Genus of flowering plants

Ditrysinia is a plant genus of the family Euphorbiaceae first described as a genus in 1825. It contains only one recognized species, Ditrysinia fruticosa, the Gulf Sebastian-bush, native to the southeastern United States (E Texas, Louisiana, SW Arkansas, Mississippi, Alabama, N Florida, Georgia, North + South Carolina).

- Formerly included
moved to Stillingia
- Ditrysinia sylvatica (L.) Raf. ex B.D.Jacks. - Stillingia sylvatica L.

== Description ==
Ditrysinia fructicosa is a monoecious shrub.

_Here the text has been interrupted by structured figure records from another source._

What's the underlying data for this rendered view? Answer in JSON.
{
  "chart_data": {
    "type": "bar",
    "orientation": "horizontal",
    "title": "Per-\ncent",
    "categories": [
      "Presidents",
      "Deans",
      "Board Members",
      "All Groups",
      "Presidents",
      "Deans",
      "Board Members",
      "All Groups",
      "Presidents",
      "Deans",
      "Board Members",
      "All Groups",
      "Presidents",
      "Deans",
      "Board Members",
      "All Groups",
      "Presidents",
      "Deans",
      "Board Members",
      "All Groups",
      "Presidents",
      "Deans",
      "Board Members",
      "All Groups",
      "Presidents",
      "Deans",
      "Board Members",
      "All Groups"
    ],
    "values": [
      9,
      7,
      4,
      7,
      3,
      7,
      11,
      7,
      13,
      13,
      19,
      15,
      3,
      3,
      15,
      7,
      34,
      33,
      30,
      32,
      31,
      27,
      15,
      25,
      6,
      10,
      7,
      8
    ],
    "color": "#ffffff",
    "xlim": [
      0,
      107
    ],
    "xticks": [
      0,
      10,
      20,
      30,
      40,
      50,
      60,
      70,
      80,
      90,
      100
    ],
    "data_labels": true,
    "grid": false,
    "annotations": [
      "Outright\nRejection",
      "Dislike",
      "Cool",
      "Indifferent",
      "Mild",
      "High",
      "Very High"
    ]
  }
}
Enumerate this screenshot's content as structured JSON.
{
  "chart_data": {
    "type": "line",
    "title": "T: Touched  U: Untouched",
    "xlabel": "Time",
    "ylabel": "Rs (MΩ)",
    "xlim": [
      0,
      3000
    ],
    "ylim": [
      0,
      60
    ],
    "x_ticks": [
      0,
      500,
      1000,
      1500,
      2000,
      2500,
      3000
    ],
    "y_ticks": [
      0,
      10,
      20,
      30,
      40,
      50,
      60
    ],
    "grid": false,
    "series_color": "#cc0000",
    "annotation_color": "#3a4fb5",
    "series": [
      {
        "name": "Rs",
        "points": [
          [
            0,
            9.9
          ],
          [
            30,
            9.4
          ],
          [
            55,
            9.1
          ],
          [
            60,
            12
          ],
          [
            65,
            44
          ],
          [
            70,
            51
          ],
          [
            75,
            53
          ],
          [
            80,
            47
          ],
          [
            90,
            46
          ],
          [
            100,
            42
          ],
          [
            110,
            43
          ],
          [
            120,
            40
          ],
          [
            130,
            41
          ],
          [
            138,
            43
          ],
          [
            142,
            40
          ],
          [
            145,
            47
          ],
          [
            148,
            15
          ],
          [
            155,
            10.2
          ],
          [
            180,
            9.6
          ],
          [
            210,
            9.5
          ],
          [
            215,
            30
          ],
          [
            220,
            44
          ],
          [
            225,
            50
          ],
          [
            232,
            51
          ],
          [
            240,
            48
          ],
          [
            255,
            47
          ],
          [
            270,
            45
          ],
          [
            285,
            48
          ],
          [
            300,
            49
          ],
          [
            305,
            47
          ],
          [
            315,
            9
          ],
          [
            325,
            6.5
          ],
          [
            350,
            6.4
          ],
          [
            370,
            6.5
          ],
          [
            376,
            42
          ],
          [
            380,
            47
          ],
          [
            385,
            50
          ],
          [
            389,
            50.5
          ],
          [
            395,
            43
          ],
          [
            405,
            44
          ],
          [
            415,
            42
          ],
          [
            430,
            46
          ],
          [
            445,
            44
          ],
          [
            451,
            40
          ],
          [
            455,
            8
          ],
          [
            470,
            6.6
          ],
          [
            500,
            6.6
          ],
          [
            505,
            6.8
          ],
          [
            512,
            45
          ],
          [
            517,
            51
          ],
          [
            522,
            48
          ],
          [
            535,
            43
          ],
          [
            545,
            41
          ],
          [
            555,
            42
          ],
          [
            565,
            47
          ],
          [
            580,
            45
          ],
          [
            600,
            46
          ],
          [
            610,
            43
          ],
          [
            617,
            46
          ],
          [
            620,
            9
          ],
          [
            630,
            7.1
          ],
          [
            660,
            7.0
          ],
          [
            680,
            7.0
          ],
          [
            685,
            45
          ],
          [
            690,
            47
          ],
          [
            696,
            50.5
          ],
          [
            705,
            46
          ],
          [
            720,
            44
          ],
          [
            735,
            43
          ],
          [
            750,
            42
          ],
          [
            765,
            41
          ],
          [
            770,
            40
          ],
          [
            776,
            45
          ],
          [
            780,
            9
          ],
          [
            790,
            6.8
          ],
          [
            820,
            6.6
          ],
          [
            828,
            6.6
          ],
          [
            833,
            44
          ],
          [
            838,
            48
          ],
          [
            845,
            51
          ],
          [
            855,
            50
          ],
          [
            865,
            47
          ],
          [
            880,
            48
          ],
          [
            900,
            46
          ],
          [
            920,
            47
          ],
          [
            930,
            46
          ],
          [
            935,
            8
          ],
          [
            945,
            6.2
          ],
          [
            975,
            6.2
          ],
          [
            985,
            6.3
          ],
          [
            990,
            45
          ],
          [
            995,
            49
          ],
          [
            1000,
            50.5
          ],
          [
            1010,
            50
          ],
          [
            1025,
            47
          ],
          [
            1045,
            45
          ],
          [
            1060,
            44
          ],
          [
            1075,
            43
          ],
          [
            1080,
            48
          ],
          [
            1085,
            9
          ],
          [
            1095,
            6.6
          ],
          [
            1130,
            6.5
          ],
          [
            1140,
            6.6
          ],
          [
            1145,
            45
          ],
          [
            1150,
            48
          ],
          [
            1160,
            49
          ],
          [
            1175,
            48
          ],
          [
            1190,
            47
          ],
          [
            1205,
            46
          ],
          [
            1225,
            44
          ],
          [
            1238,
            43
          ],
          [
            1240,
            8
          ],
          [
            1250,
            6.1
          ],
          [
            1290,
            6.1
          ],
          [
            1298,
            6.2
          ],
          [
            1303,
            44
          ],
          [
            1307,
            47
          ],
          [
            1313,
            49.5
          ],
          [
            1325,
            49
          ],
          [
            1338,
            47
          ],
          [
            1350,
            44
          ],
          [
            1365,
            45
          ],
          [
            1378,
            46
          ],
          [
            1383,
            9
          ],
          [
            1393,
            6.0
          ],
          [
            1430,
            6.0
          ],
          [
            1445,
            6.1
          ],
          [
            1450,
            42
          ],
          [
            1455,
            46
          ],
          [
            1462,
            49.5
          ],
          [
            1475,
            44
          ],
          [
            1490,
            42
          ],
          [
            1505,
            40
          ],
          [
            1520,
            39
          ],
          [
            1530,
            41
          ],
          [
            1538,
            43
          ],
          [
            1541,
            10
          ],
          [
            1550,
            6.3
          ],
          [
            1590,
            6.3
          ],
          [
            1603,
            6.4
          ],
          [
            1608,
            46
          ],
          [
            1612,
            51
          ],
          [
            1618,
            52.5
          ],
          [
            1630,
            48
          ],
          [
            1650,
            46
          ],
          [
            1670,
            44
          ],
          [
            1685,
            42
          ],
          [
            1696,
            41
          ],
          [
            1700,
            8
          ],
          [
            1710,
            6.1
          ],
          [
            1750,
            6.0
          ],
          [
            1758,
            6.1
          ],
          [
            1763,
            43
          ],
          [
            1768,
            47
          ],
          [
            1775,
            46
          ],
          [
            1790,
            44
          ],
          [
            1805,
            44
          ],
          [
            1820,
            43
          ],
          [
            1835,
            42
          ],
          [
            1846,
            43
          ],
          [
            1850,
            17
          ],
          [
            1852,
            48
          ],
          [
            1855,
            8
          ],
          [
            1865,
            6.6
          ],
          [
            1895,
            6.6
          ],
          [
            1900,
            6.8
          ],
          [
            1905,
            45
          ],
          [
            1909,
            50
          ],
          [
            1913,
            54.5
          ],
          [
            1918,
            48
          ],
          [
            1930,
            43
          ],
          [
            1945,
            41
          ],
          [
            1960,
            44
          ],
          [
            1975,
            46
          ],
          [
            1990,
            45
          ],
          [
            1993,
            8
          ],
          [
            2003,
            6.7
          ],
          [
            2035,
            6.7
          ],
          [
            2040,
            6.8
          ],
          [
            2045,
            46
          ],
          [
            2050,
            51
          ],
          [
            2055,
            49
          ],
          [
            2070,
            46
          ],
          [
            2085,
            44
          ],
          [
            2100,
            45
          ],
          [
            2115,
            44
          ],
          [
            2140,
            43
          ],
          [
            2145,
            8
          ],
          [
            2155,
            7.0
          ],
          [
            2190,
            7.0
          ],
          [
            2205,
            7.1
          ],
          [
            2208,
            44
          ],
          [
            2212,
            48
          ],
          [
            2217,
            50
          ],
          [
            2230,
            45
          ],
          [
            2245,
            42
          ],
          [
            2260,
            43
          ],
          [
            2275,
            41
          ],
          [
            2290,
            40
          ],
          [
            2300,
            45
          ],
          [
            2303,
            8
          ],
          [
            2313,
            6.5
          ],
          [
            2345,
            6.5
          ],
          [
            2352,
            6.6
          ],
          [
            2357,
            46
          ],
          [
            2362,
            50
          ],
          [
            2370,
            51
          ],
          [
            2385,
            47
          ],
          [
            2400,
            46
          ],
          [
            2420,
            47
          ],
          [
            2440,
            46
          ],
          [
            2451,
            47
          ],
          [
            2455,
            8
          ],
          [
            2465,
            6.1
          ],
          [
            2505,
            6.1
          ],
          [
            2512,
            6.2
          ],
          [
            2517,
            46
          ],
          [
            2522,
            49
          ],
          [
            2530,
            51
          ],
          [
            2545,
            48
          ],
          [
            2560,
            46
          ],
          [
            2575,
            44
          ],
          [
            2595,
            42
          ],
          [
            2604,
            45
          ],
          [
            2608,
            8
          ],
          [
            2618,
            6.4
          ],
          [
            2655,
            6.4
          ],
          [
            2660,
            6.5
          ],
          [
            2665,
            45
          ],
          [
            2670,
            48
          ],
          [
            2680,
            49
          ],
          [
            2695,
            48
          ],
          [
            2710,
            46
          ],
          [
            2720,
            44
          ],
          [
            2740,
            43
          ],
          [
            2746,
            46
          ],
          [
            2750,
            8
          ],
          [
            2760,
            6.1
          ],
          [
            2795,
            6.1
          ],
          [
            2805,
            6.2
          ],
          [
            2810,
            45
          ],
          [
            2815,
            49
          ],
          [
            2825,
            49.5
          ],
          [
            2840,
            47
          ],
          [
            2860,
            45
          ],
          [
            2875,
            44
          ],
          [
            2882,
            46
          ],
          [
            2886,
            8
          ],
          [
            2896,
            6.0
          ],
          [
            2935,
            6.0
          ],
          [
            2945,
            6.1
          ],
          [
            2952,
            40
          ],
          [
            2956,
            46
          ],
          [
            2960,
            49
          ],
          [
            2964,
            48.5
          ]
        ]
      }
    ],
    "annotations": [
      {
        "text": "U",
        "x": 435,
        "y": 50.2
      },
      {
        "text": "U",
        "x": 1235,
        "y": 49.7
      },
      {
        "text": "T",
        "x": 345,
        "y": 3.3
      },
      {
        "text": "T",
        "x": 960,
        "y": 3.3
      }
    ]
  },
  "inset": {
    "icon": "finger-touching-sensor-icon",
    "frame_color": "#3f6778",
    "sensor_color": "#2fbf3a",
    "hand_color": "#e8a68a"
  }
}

It may reach a height between 1.5 and 2.5 meters (approximately 5 to 8.2 feet).D. fructicosa's leaves are alternately arranged and range in shape from elliptic to lance-elliptic. They may reach a length of 3 to 7.5 centimeters (1.18 to 3 inches) and a width of 0.8 to 3.5 centimeters (0.3 to 1.4 inches).

== Habitat ==
This species is considered to be facultative to facultative wetland by the United States Department of Agriculture.

In general, D. fructicosa may be found in habitats that are mostly shaded and are considered moist-to-wet, such as swampy forests. However, due to its facultative nature, this species has been observed to occur in other types of habitats, such as: within a mesic woodland, within a floodplain forest, and on limestone bluffs.